Ali mengatakan, 4 personel sudah ditemukan dalam kondisi meninggal dunia. Namun identitasnya belum diungkap.
"Memang terdapat 23 anggota Marinir yang tertimbun longsor. Saat ini sudah diketemukan baru 4 personel dalam kondisi meninggal dunia," kata Ali usai rapat bersama Komisi I DPR di Senayan, Jakarta Pusat, Senin (26/1).
Marinir Sedang Latihan PAM PerbatasanAli menjelaskan, 23 anggota Marinir itu sedang melaksanakan pelatihan di Cisarua. Lokasi pelatihan memang berada di daerah Cisarua. Mereka rencananya akan dikirim menjadi petugas pengamanan di daerah perbatasan RI-Papua Nugini setelah pelatihan selesai.

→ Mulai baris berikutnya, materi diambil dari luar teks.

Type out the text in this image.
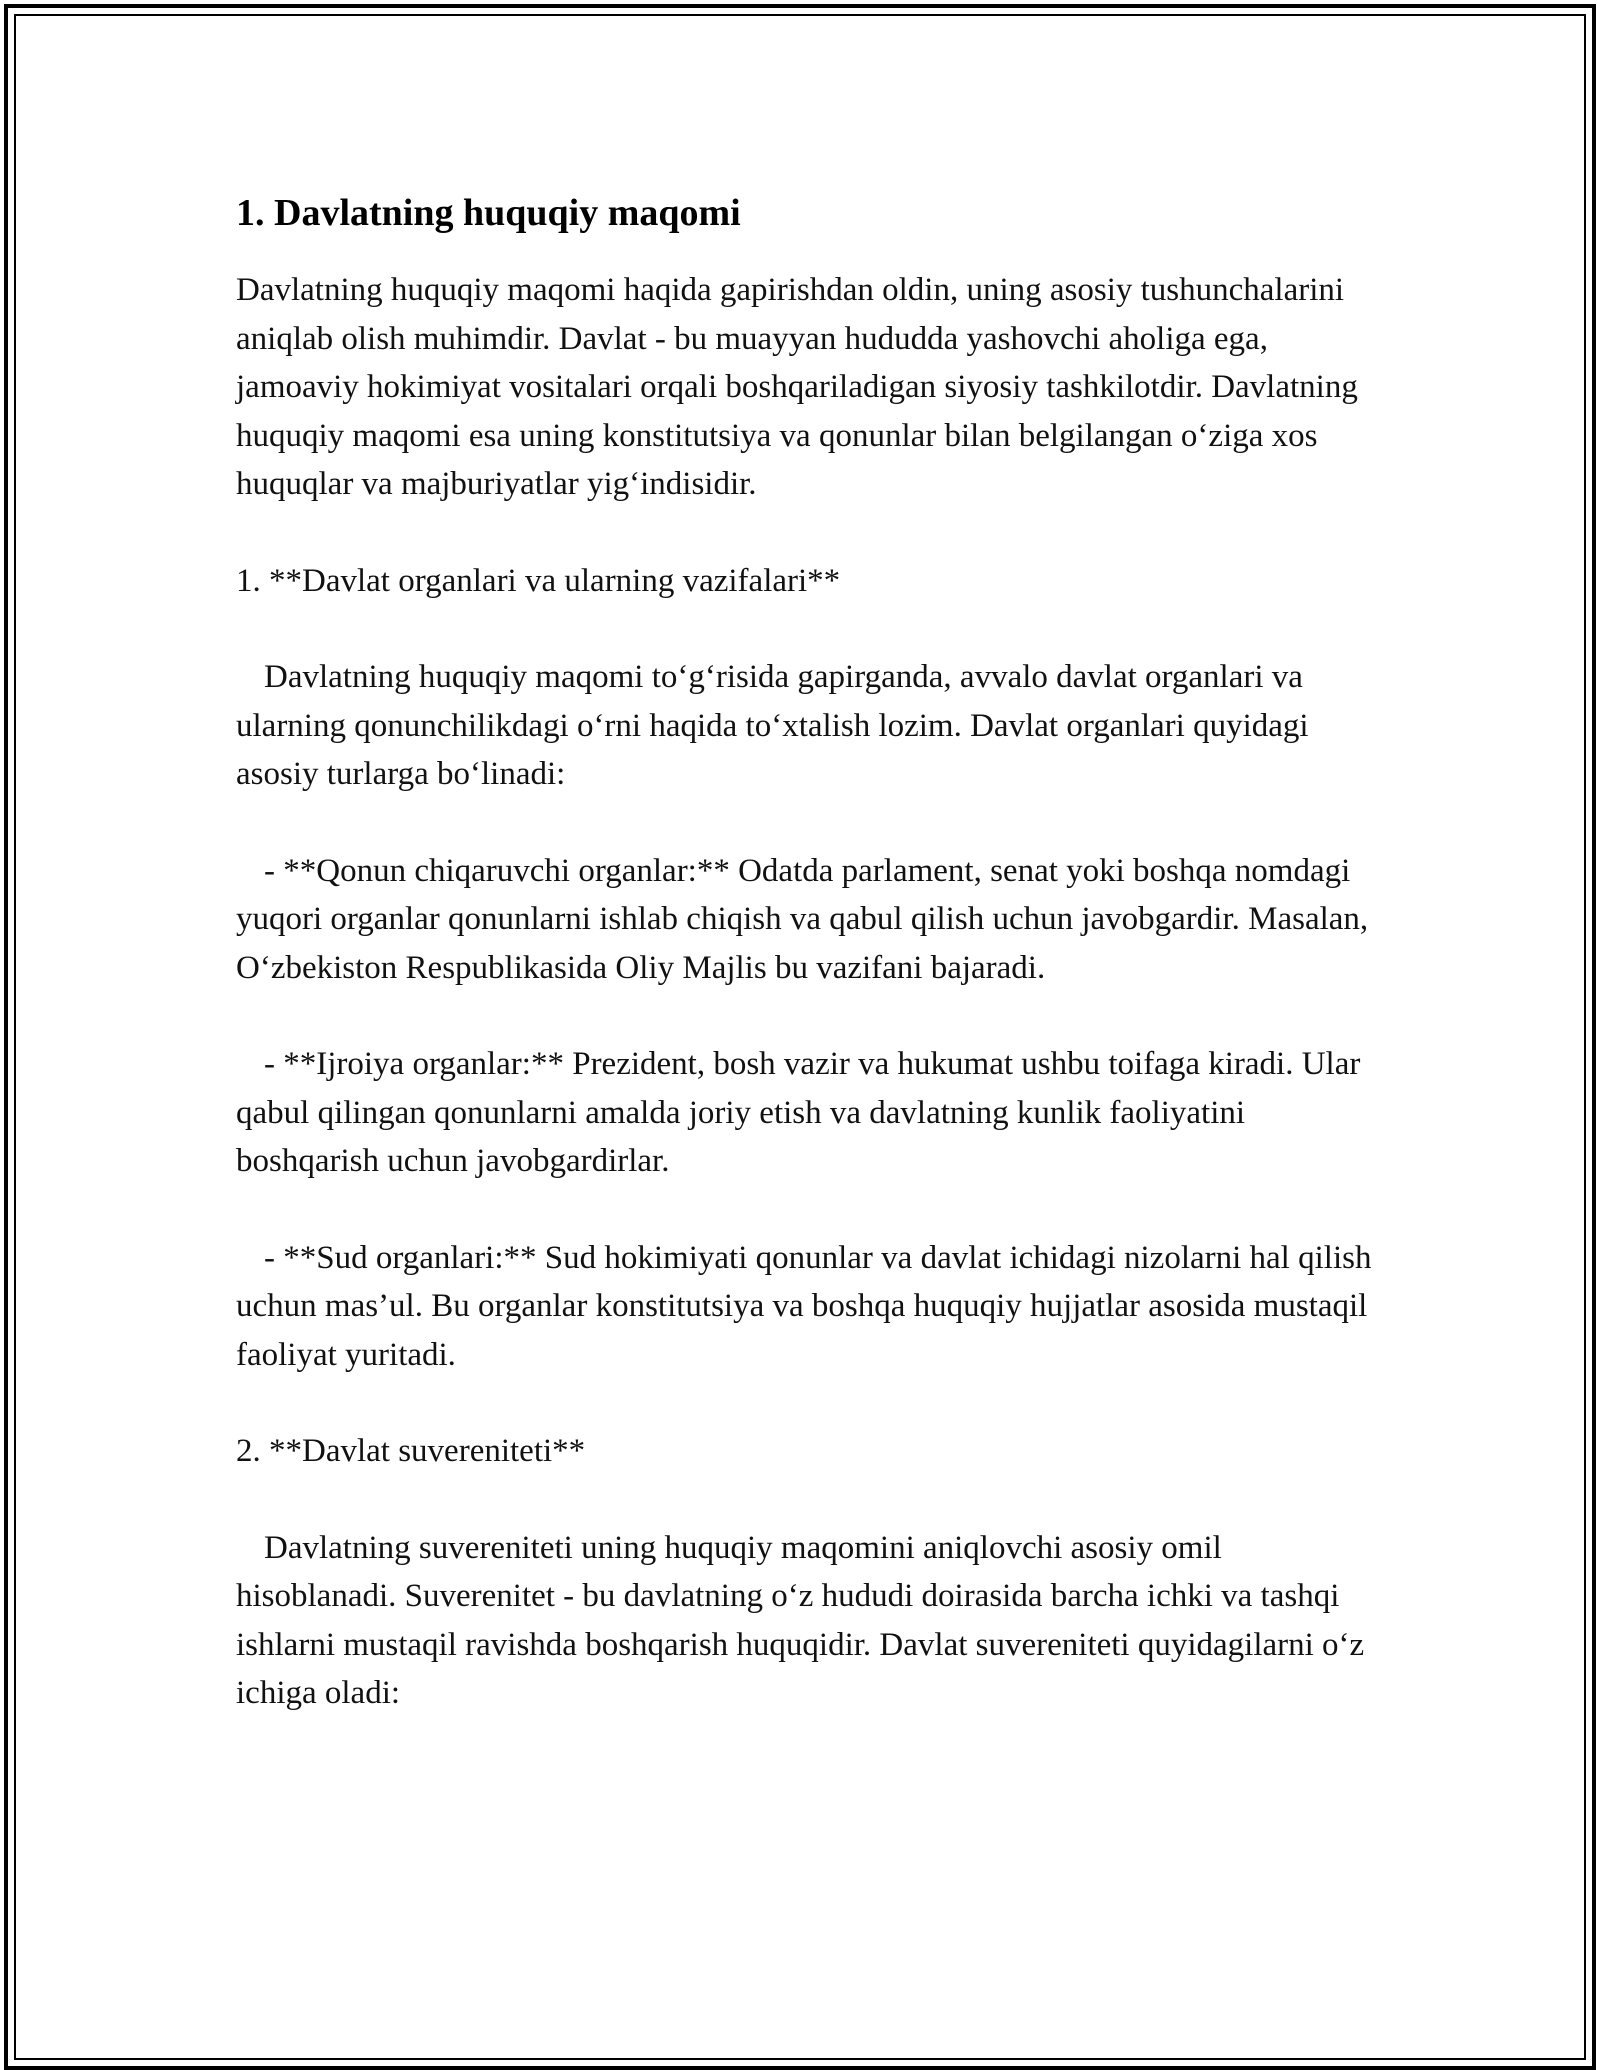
1. Davlatning huquqiy maqomi

Davlatning huquqiy maqomi haqida gapirishdan oldin, uning asosiy tushunchalarini aniqlab olish muhimdir. Davlat - bu muayyan hududda yashovchi aholiga ega, jamoaviy hokimiyat vositalari orqali boshqariladigan siyosiy tashkilotdir. Davlatning huquqiy maqomi esa uning konstitutsiya va qonunlar bilan belgilangan o‘ziga xos huquqlar va majburiyatlar yig‘indisidir.

1. **Davlat organlari va ularning vazifalari**

Davlatning huquqiy maqomi to‘g‘risida gapirganda, avvalo davlat organlari va ularning qonunchilikdagi o‘rni haqida to‘xtalish lozim. Davlat organlari quyidagi asosiy turlarga bo‘linadi:

- **Qonun chiqaruvchi organlar:** Odatda parlament, senat yoki boshqa nomdagi yuqori organlar qonunlarni ishlab chiqish va qabul qilish uchun javobgardir. Masalan, O‘zbekiston Respublikasida Oliy Majlis bu vazifani bajaradi.

- **Ijroiya organlar:** Prezident, bosh vazir va hukumat ushbu toifaga kiradi. Ular qabul qilingan qonunlarni amalda joriy etish va davlatning kunlik faoliyatini boshqarish uchun javobgardirlar.

- **Sud organlari:** Sud hokimiyati qonunlar va davlat ichidagi nizolarni hal qilish uchun mas’ul. Bu organlar konstitutsiya va boshqa huquqiy hujjatlar asosida mustaqil faoliyat yuritadi.

2. **Davlat suvereniteti**

Davlatning suvereniteti uning huquqiy maqomini aniqlovchi asosiy omil hisoblanadi. Suverenitet - bu davlatning o‘z hududi doirasida barcha ichki va tashqi ishlarni mustaqil ravishda boshqarish huquqidir. Davlat suvereniteti quyidagilarni o‘z ichiga oladi:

"Memang mereka sedang melaksanakan latihan petugas untuk dikirim melaksanakan PAM perbatasan RI-PNG ya, memang dilaksanakan di latihannya di sana," ucap dia.
Ali menduga longsor dipicu hujan deras. Sebab sebelum longsor, cuaca di lokasi hujan deras hampir selama 2 malam.
"Dan saat itu memang kondisinya hujan lebat selama hampir dua malam hujan terus. Mungkin itu yang mengakibatkan terjadinya longsor dan itu menimpa penduduk satu desa dan kebetulan ada prajurit kita yang sedang berlatih di sana," kata Ali.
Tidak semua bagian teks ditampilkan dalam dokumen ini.